#MeToo et les non-dits des violences sexuelles

par tiptop
samedi 18 avril 2020

Les journaux – de gauche pour la plupart - alimentent la longue litanie des violences faites aux femmes : violences conjugales dans les foyers - le confinement actuel nous en montre la réalité hideuse -, violences dans les milieux professionnels où le corps de la femme est un objet : Sport, Cinéma, Mode, etc. Nul ne saurait remettre en cause la légitimité de cette libération de la parole portée par le mouvement #MeToo. Mais l’onde de choc est telle qu’elle bouscule nos représentations du monde. Dans quelle mesure est-ce salutaire ? La question des rapports inégalitaires entre hommes et femmes dépasse très largement la question des violences sexuelles qui agissent ici comme un révélateur de troubles plus profonds concernant les identités sexuelles. Ce trouble, régulièrement exprimé par la presse réactionnaire, les bouffées de violence masculinistes, le mouvement La manif pour tous, si souvent méprisée, est très peu questionné par #MeToo sur un mode autre que celui de la déclaration de guerre faite aux femmes ou d’anathèmes faciles (la « culture du viol »). #MeToo, dans sa version militante, peine à penser ce qui fait société et à donner de la profondeur historique. #MeToo peine à comprendre l’ambivalence fondamentale du féminisme. 

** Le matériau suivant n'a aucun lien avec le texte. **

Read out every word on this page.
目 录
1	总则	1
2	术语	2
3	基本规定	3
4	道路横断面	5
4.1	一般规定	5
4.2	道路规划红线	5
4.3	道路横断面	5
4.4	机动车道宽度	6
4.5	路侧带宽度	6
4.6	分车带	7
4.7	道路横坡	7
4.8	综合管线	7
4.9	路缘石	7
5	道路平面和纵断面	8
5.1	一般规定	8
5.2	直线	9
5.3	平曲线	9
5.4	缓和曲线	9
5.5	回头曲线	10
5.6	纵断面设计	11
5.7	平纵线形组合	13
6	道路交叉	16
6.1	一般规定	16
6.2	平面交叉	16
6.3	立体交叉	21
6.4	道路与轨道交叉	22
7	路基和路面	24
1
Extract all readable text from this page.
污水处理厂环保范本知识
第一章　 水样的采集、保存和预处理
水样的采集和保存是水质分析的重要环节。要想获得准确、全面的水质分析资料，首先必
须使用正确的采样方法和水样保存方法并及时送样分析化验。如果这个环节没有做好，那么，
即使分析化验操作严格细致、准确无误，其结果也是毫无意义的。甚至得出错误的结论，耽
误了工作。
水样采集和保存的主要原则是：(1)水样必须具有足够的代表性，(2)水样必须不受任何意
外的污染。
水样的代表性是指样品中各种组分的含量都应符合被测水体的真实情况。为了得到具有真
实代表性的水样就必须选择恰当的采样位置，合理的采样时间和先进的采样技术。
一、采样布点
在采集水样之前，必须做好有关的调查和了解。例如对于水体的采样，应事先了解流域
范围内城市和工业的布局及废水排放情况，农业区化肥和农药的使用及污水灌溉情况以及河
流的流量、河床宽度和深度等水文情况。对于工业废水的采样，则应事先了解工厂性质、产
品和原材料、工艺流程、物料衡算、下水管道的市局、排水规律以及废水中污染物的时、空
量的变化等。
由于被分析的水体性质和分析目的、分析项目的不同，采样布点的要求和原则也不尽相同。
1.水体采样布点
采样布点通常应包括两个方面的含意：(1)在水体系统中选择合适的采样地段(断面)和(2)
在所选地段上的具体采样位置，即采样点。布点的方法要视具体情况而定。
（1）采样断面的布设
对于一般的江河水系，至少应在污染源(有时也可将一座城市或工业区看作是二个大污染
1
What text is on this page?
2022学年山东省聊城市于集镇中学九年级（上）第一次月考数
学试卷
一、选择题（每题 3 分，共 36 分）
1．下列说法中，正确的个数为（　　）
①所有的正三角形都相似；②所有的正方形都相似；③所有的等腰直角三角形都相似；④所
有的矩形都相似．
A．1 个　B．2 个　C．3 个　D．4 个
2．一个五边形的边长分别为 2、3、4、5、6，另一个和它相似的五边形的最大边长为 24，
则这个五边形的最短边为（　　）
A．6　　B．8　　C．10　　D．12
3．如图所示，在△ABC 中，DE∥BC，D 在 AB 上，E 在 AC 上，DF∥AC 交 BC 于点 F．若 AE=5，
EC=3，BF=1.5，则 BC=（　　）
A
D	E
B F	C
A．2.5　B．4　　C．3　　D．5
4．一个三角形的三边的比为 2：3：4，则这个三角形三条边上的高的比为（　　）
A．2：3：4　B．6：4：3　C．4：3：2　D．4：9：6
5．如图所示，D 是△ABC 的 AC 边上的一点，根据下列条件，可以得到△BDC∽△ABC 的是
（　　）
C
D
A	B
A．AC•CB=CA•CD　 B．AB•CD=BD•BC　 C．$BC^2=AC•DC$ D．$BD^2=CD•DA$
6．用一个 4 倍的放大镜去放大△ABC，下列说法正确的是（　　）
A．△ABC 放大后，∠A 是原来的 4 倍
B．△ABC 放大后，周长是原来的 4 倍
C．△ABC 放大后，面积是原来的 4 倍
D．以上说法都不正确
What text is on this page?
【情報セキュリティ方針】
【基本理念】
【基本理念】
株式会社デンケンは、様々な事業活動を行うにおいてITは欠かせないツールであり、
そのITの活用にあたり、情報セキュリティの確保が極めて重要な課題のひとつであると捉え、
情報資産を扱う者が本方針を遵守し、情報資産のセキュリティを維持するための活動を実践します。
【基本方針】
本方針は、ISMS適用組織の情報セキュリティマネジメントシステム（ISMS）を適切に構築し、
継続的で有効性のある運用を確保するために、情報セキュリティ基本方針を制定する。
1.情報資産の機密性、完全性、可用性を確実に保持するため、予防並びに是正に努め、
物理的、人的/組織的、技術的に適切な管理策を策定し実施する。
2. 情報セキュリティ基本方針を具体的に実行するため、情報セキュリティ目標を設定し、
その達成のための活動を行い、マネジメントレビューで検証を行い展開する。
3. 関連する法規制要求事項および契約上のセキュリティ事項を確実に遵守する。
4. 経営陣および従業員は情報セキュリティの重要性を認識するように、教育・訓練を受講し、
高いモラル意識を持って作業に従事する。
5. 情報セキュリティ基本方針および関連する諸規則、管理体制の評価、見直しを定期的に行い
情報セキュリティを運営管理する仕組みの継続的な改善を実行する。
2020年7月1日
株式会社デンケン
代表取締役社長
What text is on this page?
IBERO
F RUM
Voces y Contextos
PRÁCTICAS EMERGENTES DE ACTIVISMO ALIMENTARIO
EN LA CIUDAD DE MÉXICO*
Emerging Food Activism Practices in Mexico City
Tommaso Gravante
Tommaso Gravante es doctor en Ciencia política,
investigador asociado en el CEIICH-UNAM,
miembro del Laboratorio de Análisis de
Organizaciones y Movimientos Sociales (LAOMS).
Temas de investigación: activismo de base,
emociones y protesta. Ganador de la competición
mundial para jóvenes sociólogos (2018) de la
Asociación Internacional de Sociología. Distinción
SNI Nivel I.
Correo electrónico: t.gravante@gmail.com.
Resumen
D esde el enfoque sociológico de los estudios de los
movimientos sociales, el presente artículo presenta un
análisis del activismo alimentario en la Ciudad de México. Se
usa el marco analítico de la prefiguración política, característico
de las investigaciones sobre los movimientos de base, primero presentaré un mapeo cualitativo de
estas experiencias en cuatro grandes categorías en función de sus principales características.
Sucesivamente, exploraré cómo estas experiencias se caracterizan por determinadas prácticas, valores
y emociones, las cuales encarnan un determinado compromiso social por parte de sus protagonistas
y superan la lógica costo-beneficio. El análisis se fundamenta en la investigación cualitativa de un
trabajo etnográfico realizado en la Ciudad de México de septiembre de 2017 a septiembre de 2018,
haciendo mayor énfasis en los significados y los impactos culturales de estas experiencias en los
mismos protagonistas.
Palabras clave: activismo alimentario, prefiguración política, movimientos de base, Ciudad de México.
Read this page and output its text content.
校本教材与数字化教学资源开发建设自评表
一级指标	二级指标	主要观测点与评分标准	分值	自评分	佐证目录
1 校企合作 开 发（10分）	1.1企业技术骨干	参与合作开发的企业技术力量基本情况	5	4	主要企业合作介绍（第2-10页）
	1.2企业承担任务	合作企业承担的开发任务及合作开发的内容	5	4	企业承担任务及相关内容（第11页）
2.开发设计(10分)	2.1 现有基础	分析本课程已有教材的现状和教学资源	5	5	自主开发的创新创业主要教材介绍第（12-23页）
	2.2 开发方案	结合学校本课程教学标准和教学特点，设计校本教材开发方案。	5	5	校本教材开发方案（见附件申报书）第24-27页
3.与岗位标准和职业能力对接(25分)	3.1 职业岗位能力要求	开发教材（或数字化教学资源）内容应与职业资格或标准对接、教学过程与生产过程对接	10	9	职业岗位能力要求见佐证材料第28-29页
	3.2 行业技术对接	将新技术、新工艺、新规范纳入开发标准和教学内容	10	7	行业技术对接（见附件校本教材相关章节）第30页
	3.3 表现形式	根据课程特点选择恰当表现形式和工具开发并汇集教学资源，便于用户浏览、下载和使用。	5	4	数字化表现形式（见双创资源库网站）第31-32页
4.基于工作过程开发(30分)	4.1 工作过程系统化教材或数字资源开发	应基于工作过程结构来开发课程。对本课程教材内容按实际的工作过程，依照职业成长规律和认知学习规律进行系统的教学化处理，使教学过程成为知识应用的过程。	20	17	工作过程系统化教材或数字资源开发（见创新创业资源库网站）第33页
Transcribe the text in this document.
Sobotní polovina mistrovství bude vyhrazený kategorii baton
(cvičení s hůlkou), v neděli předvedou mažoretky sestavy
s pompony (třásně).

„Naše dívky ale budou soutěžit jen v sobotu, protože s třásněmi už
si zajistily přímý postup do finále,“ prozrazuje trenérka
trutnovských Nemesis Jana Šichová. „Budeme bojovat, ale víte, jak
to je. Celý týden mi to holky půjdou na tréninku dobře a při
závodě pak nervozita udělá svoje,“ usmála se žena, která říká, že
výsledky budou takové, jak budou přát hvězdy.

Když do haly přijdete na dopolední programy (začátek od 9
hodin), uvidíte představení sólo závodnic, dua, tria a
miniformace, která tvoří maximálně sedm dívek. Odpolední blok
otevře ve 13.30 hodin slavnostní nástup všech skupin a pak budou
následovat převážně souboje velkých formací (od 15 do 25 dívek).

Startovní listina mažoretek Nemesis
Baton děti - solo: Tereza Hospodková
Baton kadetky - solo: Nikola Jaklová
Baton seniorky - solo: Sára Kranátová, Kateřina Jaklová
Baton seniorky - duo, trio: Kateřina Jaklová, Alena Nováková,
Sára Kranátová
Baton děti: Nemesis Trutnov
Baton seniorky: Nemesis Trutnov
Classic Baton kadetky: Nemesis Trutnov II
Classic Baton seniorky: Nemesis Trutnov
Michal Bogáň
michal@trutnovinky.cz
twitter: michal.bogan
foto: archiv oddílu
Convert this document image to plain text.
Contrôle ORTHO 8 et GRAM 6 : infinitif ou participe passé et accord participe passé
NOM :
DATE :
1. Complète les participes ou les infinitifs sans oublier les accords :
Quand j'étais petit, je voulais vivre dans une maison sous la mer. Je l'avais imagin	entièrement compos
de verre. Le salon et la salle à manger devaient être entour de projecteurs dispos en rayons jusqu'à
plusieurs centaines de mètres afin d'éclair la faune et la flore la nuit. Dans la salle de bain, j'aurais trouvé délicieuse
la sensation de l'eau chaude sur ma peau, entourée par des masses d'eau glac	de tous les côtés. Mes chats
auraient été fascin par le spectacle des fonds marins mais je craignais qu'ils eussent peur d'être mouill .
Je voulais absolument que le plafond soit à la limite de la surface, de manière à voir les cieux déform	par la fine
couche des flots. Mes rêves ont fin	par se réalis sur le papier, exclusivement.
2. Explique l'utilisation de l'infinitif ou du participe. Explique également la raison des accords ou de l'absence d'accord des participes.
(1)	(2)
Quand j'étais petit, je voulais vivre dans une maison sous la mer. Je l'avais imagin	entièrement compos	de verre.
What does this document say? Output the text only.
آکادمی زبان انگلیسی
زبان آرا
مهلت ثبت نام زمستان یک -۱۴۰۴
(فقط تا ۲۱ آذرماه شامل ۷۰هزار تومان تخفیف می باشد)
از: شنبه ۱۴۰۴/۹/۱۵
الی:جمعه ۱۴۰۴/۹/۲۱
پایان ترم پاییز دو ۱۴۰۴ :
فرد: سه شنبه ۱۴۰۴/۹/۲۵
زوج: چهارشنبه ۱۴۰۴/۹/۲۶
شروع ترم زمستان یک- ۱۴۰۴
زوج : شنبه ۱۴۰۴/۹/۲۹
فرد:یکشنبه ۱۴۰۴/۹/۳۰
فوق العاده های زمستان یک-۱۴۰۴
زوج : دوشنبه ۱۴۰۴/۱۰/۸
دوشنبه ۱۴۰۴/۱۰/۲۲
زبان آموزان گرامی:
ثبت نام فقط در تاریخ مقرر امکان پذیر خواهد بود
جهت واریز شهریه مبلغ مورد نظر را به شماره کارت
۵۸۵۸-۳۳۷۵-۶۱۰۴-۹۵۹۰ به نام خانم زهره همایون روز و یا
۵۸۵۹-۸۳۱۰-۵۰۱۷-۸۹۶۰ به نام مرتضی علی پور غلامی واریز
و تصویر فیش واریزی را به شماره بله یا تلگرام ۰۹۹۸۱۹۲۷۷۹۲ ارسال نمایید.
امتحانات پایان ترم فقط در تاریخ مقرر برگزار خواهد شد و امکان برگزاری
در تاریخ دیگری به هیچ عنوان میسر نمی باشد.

Le patriarcat est décidément un cadavre qui n’en finit plus de mourir. Il est en état de décomposition avancé et pourtant, à en croire certains féministes, militantes et universitaires, il est frais comme un gardon. Tout est une question d’échelle. A l’échelle d’une vie, c’est bien une réalité incontournable. A l’échelle du siècle, le patriarcat sous sa forme la plus basique, la famille, est en lambeaux dans les sociétés libérales à l’issue d’une séquence extraordinairement courte dans l’histoire de l’humanité. Il n’est que de regarder le nombre de familles recomposées, de femmes seules (avec ou sans enfants) et des couples instables à « l’état gazeux » (hétéro ou homosexuel) pour s’en convaincre[1]. C’est bien à l’échelle de leur vie, actant la victoire de l’idéologie individualiste qui nous caractérise, que se situent les féministes MeToo qui entendent bien vivre leur vie selon leurs propres normes morales. Nous pouvons les comprendre. Cependant, est-il raisonnable de penser qu’en une génération, les forces féministes puissent se débarrasser du patriarcat ? L’alternative étant : peuvent-elles vivre hors du monde patriarcal ? Pour celles qui en ont les moyens, oui assurément, mais à quel prix ?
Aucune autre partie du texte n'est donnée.